– Я не считаю, что любовь к музыке может кому-то повредить. Другой вопрос – это любовь к какому-то исполнителю. Я не знаю, я против вообще таких вещей. Потому что такие люди становятся очень категоричными. Когда этим занимается еще молодой человек, Бог с ним. Может быть таким нужен образец для подражания. А когда человек 20–25 лет, это уже немножко страшно.
– Как Вы относитесь к мысли М. А. Булгакова о том, что человек не может строить свое будущее, ибо оно зависит от случайностей? – … Какая-то дура разольет масло на рельсах, а какой-нибудь козел поскользнется, свалится под трамвай, и ему отрежет голову… Планы на завтрашний день – удел либо очень ограниченных людей, думающих, что они в состоянии изменить эту жизнь, либо огорченных, обездоленных, которые подозревают, что сегодняшний день плох, потому что он сегодняшний. Может быть, я излишне категоричен.
– Было ли когда-нибудь желание все бросить, обрубить концы, начать сначала? – Нет. Я ни о чем не жалею. Я всегда отвечаю за свои поступки. Для меня вообще важно, чтобы мне было интересно жить. Все остальное меня не интересует.
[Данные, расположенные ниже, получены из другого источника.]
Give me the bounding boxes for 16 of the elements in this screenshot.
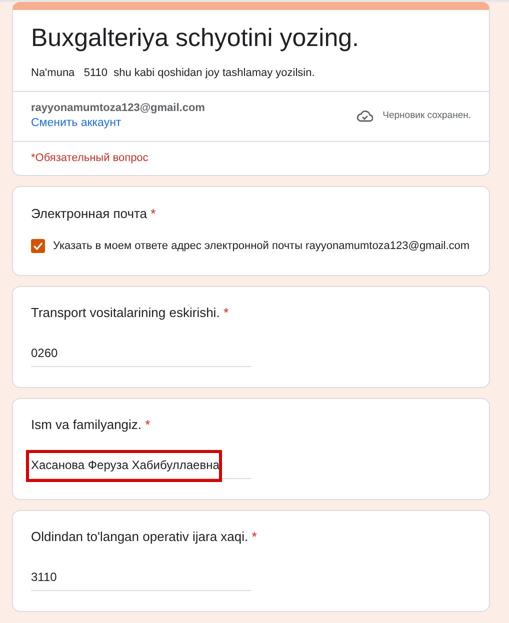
- question-label: Электронная почта *: [31, 206, 157, 221]
- draft-status: Черновик сохранен.: [382, 110, 471, 121]
- answer-field[interactable]: 3110: [31, 568, 251, 591]
- switch-account-link[interactable]: Сменить аккаунт: [31, 117, 205, 129]
- answer-field[interactable]: Хасанова Феруза Хабибуллаевна: [31, 456, 251, 479]
- answer-field[interactable]: 0260: [31, 344, 251, 367]
- checkbox[interactable]: [31, 239, 45, 253]
- question-label: Transport vositalarining eskirishi. *: [31, 305, 230, 320]
- cloud-check-icon: [356, 110, 373, 122]
- account-email: rayyonamumtoza123@gmail.com: [31, 102, 205, 114]
- question-label: Oldindan to'langan operativ ijara xaqi. *: [31, 529, 258, 544]
- question-label: Ism va familyangiz. *: [31, 417, 152, 432]
- form-description: Na'muna 5110 shu kabi qoshidan joy tashlamay yozilsin.: [31, 67, 316, 79]
- checkbox-label: Указать в моем ответе адрес электронной почты rayyonamumtoza123@gmail.com: [53, 240, 470, 252]
- required-note: *Обязательный вопрос: [31, 152, 148, 164]
- form-title: Buxgalteriya schyotini yozing.: [31, 23, 359, 54]
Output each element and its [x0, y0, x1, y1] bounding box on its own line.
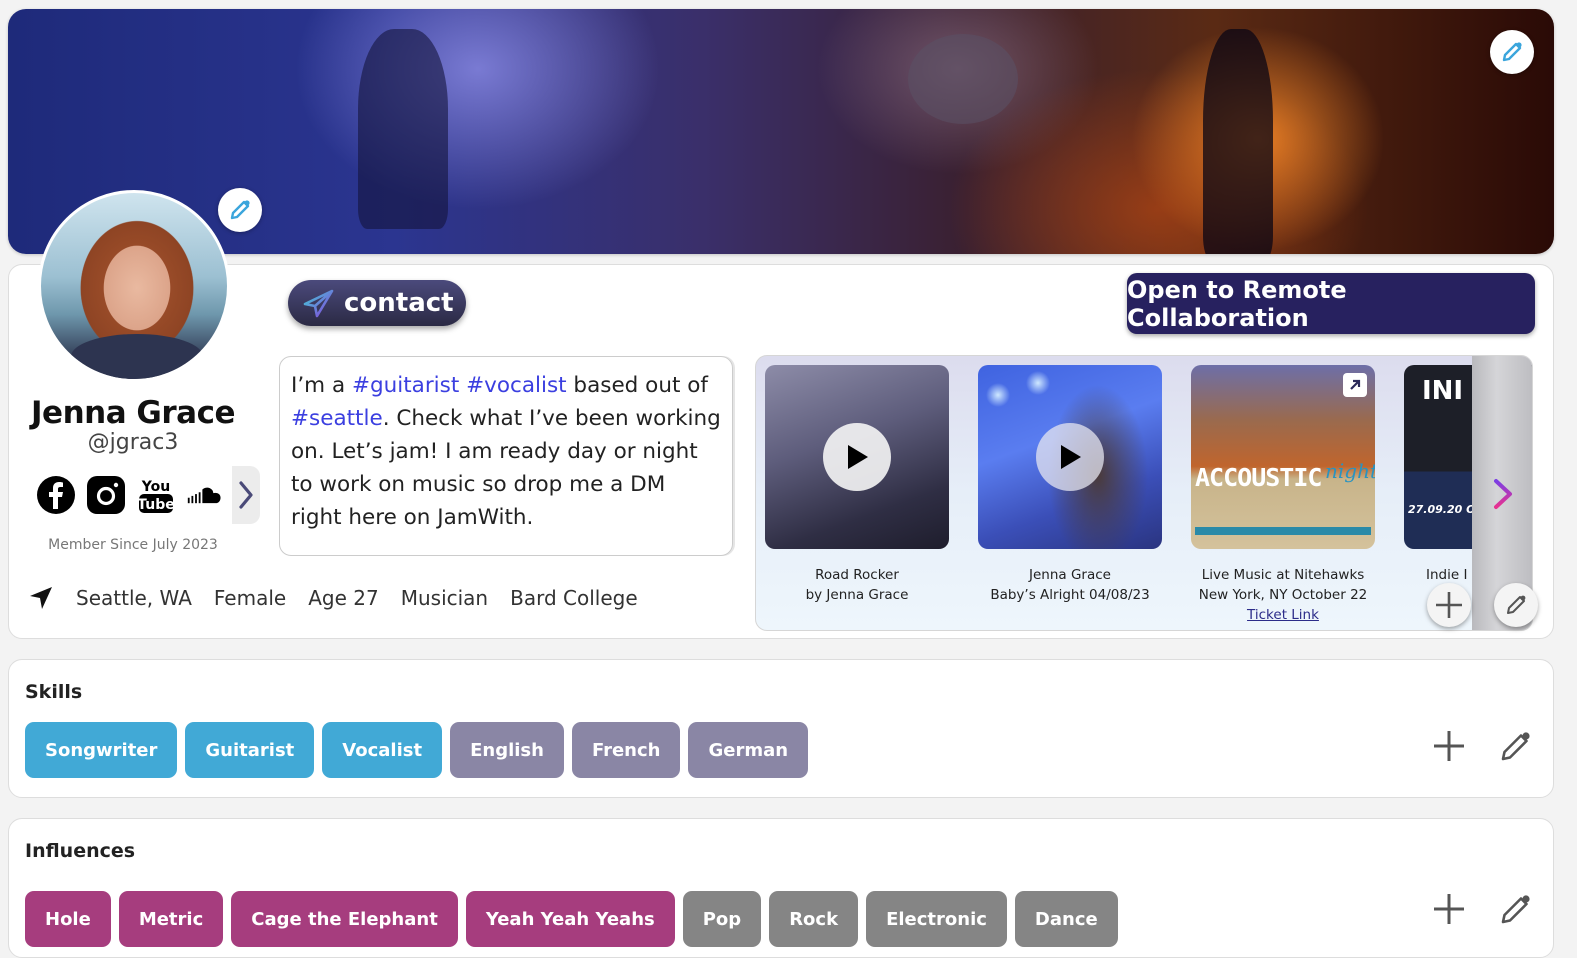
social-links: You Tube	[36, 466, 260, 524]
skill-chip-songwriter[interactable]: Songwriter	[25, 722, 178, 778]
chevron-right-icon	[1494, 479, 1512, 509]
media-subtitle: New York, NY October 22	[1198, 587, 1368, 603]
media-caption: Live Music at Nitehawks New York, NY Oct…	[1191, 565, 1375, 625]
skill-chip-german[interactable]: German	[688, 722, 809, 778]
influence-chip-pop[interactable]: Pop	[682, 891, 762, 947]
pencil-icon	[1502, 42, 1522, 62]
influence-chip-dance[interactable]: Dance	[1014, 891, 1118, 947]
svg-text:You: You	[141, 479, 170, 495]
profile-name: Jenna Grace	[31, 395, 235, 431]
bio-text-fragment: based out of	[566, 373, 708, 398]
influence-chip-hole[interactable]: Hole	[25, 891, 111, 947]
media-title: Jenna Grace	[1029, 567, 1111, 583]
poster-band	[1195, 527, 1371, 535]
hashtag-link[interactable]: #guitarist	[352, 373, 459, 398]
influences-title: Influences	[25, 840, 136, 862]
plus-icon	[1434, 731, 1464, 761]
detail-occupation: Musician	[400, 586, 489, 610]
media-carousel: Road Rocker by Jenna Grace Jenna Grace B…	[755, 355, 1533, 631]
add-media-button[interactable]	[1427, 583, 1471, 627]
avatar-shirt	[71, 334, 203, 379]
hashtag-link[interactable]: #vocalist	[466, 373, 566, 398]
play-icon	[848, 445, 868, 469]
media-thumb-nitehawks-poster[interactable]: ACCOUSTIC night	[1191, 365, 1375, 549]
pencil-icon	[1501, 732, 1530, 761]
detail-location: Seattle, WA	[76, 586, 192, 610]
bio-content: I’m a #guitarist #vocalist based out of …	[291, 373, 721, 530]
youtube-icon[interactable]: You Tube	[136, 475, 176, 515]
external-link-button[interactable]	[1343, 373, 1367, 397]
influence-chip-cage-the-elephant[interactable]: Cage the Elephant	[231, 891, 458, 947]
pencil-icon	[230, 200, 250, 220]
detail-gender: Female	[213, 586, 287, 610]
media-title: Road Rocker	[815, 567, 899, 583]
hashtag-link[interactable]: #seattle	[291, 406, 383, 431]
pencil-icon	[1501, 895, 1530, 924]
influence-chip-rock[interactable]: Rock	[769, 891, 859, 947]
skill-chip-english[interactable]: English	[450, 722, 564, 778]
play-icon	[1061, 445, 1081, 469]
media-thumb-road-rocker[interactable]	[765, 365, 949, 549]
facebook-icon[interactable]	[36, 475, 76, 515]
location-arrow-icon	[30, 587, 52, 609]
add-skill-button[interactable]	[1429, 726, 1469, 766]
ticket-link[interactable]: Ticket Link	[1247, 607, 1319, 623]
influences-chips: Hole Metric Cage the Elephant Yeah Yeah Yea…	[25, 891, 1118, 947]
media-item: Jenna Grace Baby’s Alright 04/08/23	[978, 365, 1162, 605]
influence-chip-yeah-yeah-yeahs[interactable]: Yeah Yeah Yeahs	[465, 891, 675, 947]
influence-chip-metric[interactable]: Metric	[118, 891, 224, 947]
edit-cover-button[interactable]	[1490, 30, 1534, 74]
remote-collaboration-button[interactable]: Open to Remote Collaboration	[1127, 273, 1535, 334]
chevron-right-icon	[239, 481, 253, 509]
media-subtitle: Baby’s Alright 04/08/23	[990, 587, 1150, 603]
media-subtitle: by Jenna Grace	[805, 587, 909, 603]
media-caption: Jenna Grace Baby’s Alright 04/08/23	[978, 565, 1162, 605]
plus-icon	[1436, 592, 1462, 618]
media-title: Live Music at Nitehawks	[1201, 567, 1365, 583]
edit-influences-button[interactable]	[1496, 889, 1536, 929]
play-button[interactable]	[1036, 423, 1104, 491]
member-since: Member Since July 2023	[48, 537, 218, 553]
svg-text:Tube: Tube	[137, 497, 175, 513]
plus-icon	[1434, 894, 1464, 924]
detail-school: Bard College	[510, 586, 638, 610]
bio-text: I’m a #guitarist #vocalist based out of …	[279, 356, 733, 556]
add-influence-button[interactable]	[1429, 889, 1469, 929]
media-caption: Road Rocker by Jenna Grace	[765, 565, 949, 605]
media-item: Road Rocker by Jenna Grace	[765, 365, 949, 605]
socials-next-button[interactable]	[232, 466, 260, 524]
edit-avatar-button[interactable]	[218, 188, 262, 232]
profile-details: Seattle, WA Female Age 27 Musician Bard …	[28, 585, 638, 611]
avatar	[38, 190, 230, 382]
contact-button[interactable]: contact	[288, 280, 466, 326]
media-item: ACCOUSTIC night Live Music at Nitehawks …	[1191, 365, 1375, 625]
edit-skills-button[interactable]	[1496, 726, 1536, 766]
soundcloud-icon[interactable]	[186, 475, 226, 515]
profile-handle: @jgrac3	[87, 430, 179, 455]
poster-subtitle: night	[1325, 459, 1375, 483]
bio-text-fragment: I’m a	[291, 373, 352, 398]
skill-chip-vocalist[interactable]: Vocalist	[322, 722, 443, 778]
influence-chip-electronic[interactable]: Electronic	[866, 891, 1007, 947]
skills-chips: Songwriter Guitarist Vocalist English French…	[25, 722, 809, 778]
paper-plane-icon	[303, 289, 334, 318]
edit-media-button[interactable]	[1494, 583, 1538, 627]
pencil-icon	[1507, 595, 1526, 614]
banner-figure-left	[358, 29, 448, 229]
detail-age: Age 27	[308, 586, 379, 610]
external-link-icon	[1350, 379, 1361, 390]
influences-section: Influences Hole Metric Cage the Elephant Ye…	[8, 818, 1554, 958]
skill-chip-guitarist[interactable]: Guitarist	[185, 722, 315, 778]
skill-chip-french[interactable]: French	[571, 722, 681, 778]
skills-title: Skills	[25, 681, 83, 703]
banner-figure-guitarist	[1203, 29, 1273, 254]
play-button[interactable]	[823, 423, 891, 491]
carousel-next-button[interactable]	[1491, 476, 1515, 512]
poster-title: ACCOUSTIC	[1195, 463, 1322, 492]
skills-section: Skills Songwriter Guitarist Vocalist Englis…	[8, 659, 1554, 798]
instagram-icon[interactable]	[86, 475, 126, 515]
media-thumb-babys-alright[interactable]	[978, 365, 1162, 549]
contact-label: contact	[344, 288, 454, 318]
banner-drum	[908, 34, 1018, 124]
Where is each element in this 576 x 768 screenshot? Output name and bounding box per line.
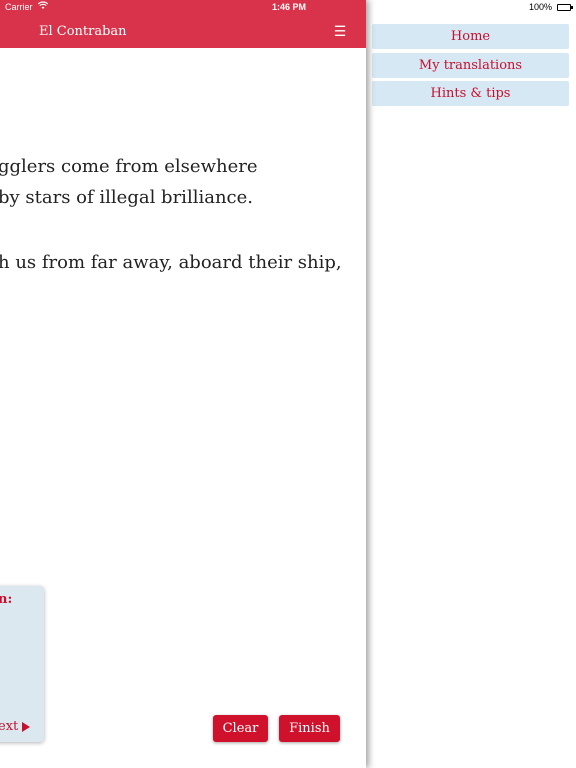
- menu-item-my-translations[interactable]: My translations: [372, 53, 569, 78]
- hamburger-menu-icon[interactable]: ☰: [331, 22, 349, 40]
- status-bar-right: 100%: [366, 0, 576, 16]
- header-bar: Carrier 1:46 PM El Contraban ☰: [0, 0, 366, 48]
- status-bar-left: Carrier 1:46 PM: [0, 0, 366, 16]
- menu-item-hints-tips[interactable]: Hints & tips: [372, 81, 569, 106]
- screen: 100% Home My translations Hints & tips C…: [0, 0, 576, 768]
- side-menu: Home My translations Hints & tips: [366, 16, 576, 768]
- hint-heading: n:: [0, 592, 13, 607]
- menu-item-home[interactable]: Home: [372, 24, 569, 49]
- clear-button[interactable]: Clear: [213, 715, 268, 742]
- poem-line: h us from far away, aboard their ship,: [0, 252, 342, 273]
- app-title: El Contraban: [39, 24, 127, 39]
- play-arrow-icon: [22, 721, 31, 732]
- carrier-label: Carrier: [5, 2, 33, 12]
- finish-button[interactable]: Finish: [279, 715, 340, 742]
- battery-percentage: 100%: [528, 2, 552, 12]
- poem-line: by stars of illegal brilliance.: [0, 187, 253, 208]
- main-panel: Carrier 1:46 PM El Contraban ☰ gglers co…: [0, 0, 366, 768]
- poem-line: gglers come from elsewhere: [0, 156, 258, 177]
- hint-card: n: ext: [0, 586, 44, 742]
- next-label: ext: [0, 719, 19, 734]
- wifi-icon: [37, 1, 49, 12]
- next-link[interactable]: ext: [0, 719, 31, 734]
- battery-icon: [557, 4, 573, 11]
- clock: 1:46 PM: [272, 2, 307, 12]
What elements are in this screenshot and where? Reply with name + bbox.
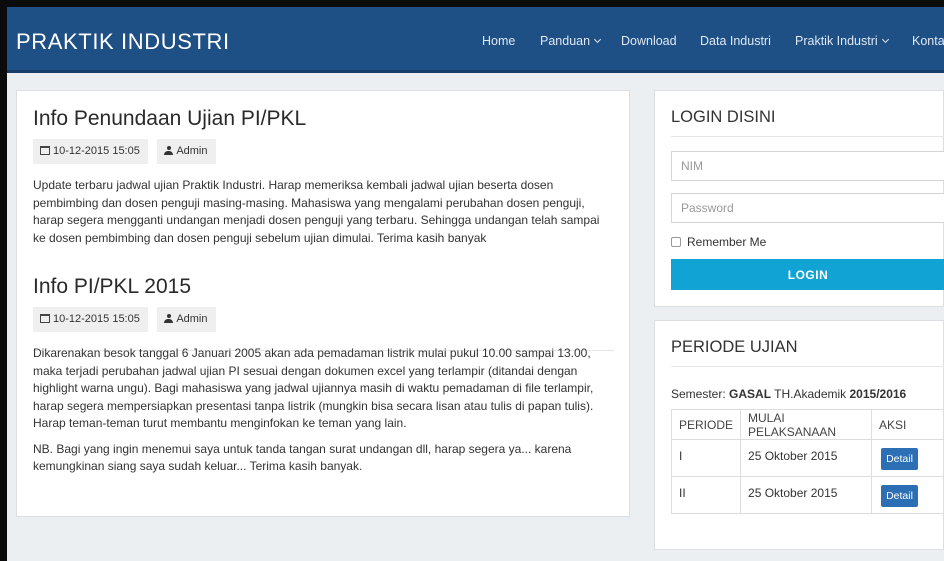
date-badge: 10-12-2015 15:05	[33, 307, 148, 332]
login-title-divider	[671, 136, 944, 137]
window-frame-top	[0, 0, 944, 7]
news-post: Info Penundaan Ujian PI/PKL 10-12-2015 1…	[33, 107, 613, 247]
date-badge: 10-12-2015 15:05	[33, 139, 148, 164]
chevron-down-icon	[594, 35, 602, 44]
news-panel: Info Penundaan Ujian PI/PKL 10-12-2015 1…	[16, 90, 630, 517]
remember-me[interactable]: Remember Me	[671, 235, 766, 249]
nav-menu: Home Panduan Download Data Industri Prak…	[7, 7, 944, 73]
aksi-cell: Detail	[871, 439, 944, 477]
tahun-value: 2015/2016	[849, 387, 907, 401]
periode-cell: II	[670, 476, 742, 514]
post-body: Dikarenakan besok tanggal 6 Januari 2005…	[33, 346, 594, 430]
top-navbar: PRAKTIK INDUSTRI Home Panduan Download D…	[7, 7, 944, 73]
semester-info: Semester: GASAL TH.Akademik 2015/2016	[671, 387, 906, 401]
post-meta: 10-12-2015 15:05 Admin	[33, 307, 613, 332]
table-header-row: PERIODE MULAI PELAKSANAAN AKSI	[670, 409, 944, 440]
chevron-down-icon	[881, 35, 889, 44]
post-author: Admin	[176, 145, 208, 157]
nav-item-panduan-label: Panduan	[540, 34, 591, 48]
user-icon	[164, 314, 174, 323]
aksi-cell: Detail	[871, 476, 944, 514]
table-row: I 25 Oktober 2015 Detail	[670, 439, 944, 477]
post-date: 10-12-2015 15:05	[53, 145, 140, 157]
nav-item-panduan[interactable]: Panduan	[540, 34, 602, 48]
detail-button[interactable]: Detail	[881, 485, 919, 507]
detail-button[interactable]: Detail	[881, 448, 919, 470]
periode-title: PERIODE UJIAN	[671, 338, 798, 356]
periode-title-divider	[671, 366, 944, 367]
login-panel: LOGIN DISINI Remember Me LOGIN	[654, 90, 944, 307]
post-body: NB. Bagi yang ingin menemui saya untuk t…	[33, 441, 572, 474]
remember-me-label: Remember Me	[687, 235, 767, 249]
calendar-icon	[40, 314, 50, 323]
table-row: II 25 Oktober 2015 Detail	[670, 476, 944, 514]
author-badge: Admin	[157, 307, 216, 332]
news-post: Info PI/PKL 2015 10-12-2015 15:05 Admin …	[33, 275, 613, 476]
calendar-icon	[40, 146, 50, 155]
mulai-cell: 25 Oktober 2015	[740, 439, 873, 477]
nav-item-data-industri[interactable]: Data Industri	[700, 34, 771, 48]
periode-cell: I	[670, 439, 742, 477]
nav-item-download[interactable]: Download	[621, 34, 677, 48]
periode-panel: PERIODE UJIAN Semester: GASAL TH.Akademi…	[654, 320, 944, 550]
nim-input[interactable]	[671, 151, 944, 181]
nav-item-praktik-industri[interactable]: Praktik Industri	[795, 34, 889, 48]
post-author: Admin	[176, 313, 208, 325]
window-frame-left	[0, 0, 7, 561]
column-header-periode: PERIODE	[670, 409, 742, 440]
login-button[interactable]: LOGIN	[671, 259, 944, 290]
tahun-prefix: TH.Akademik	[771, 387, 850, 401]
periode-table: PERIODE MULAI PELAKSANAAN AKSI I 25 Okto…	[670, 409, 944, 514]
nav-item-praktik-industri-label: Praktik Industri	[795, 34, 878, 48]
column-header-aksi: AKSI	[871, 409, 944, 440]
password-input[interactable]	[671, 193, 944, 223]
user-icon	[164, 146, 174, 155]
nav-item-home[interactable]: Home	[482, 34, 515, 48]
nav-item-kontak[interactable]: Kontak	[912, 34, 944, 48]
post-body: Update terbaru jadwal ujian Praktik Indu…	[33, 178, 600, 245]
post-meta: 10-12-2015 15:05 Admin	[33, 139, 613, 164]
remember-me-checkbox[interactable]	[671, 237, 681, 247]
column-header-mulai: MULAI PELAKSANAAN	[740, 409, 873, 440]
semester-value: GASAL	[729, 387, 772, 401]
post-title[interactable]: Info Penundaan Ujian PI/PKL	[33, 107, 613, 131]
login-title: LOGIN DISINI	[671, 108, 776, 126]
post-date: 10-12-2015 15:05	[53, 313, 140, 325]
mulai-cell: 25 Oktober 2015	[740, 476, 873, 514]
semester-prefix: Semester:	[671, 387, 730, 401]
author-badge: Admin	[157, 139, 216, 164]
post-title[interactable]: Info PI/PKL 2015	[33, 275, 613, 299]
– И все-таки у тебя образ молчаливого человека, который говорит только песнями, это придуманный образ или выражение индивидуальности? – Я вообще молчаливый, стараюсь не говорить, когда можно не говорить.
– Виктор, что изменилось в твоей жизни за прошедший год? – Хвастаться нечем – все как обычно. Разве что жить стало труднее и опаснее. Я просыпаюсь утром и не знаю, что будет завтра, сегодня, чего мне ждать от жизни. – Чем вызвано твое беспокойство? – Состоянием нашего общества, которое я расцениваю как очень опасное. Вот уже четыре года, как вместо дел все занимаются болтовней, вместо перемен – тишина, вместо свободы – неизвестность. У меня такое впечатление, что мы все больны СПИДом, что скоро может случится непоправимое.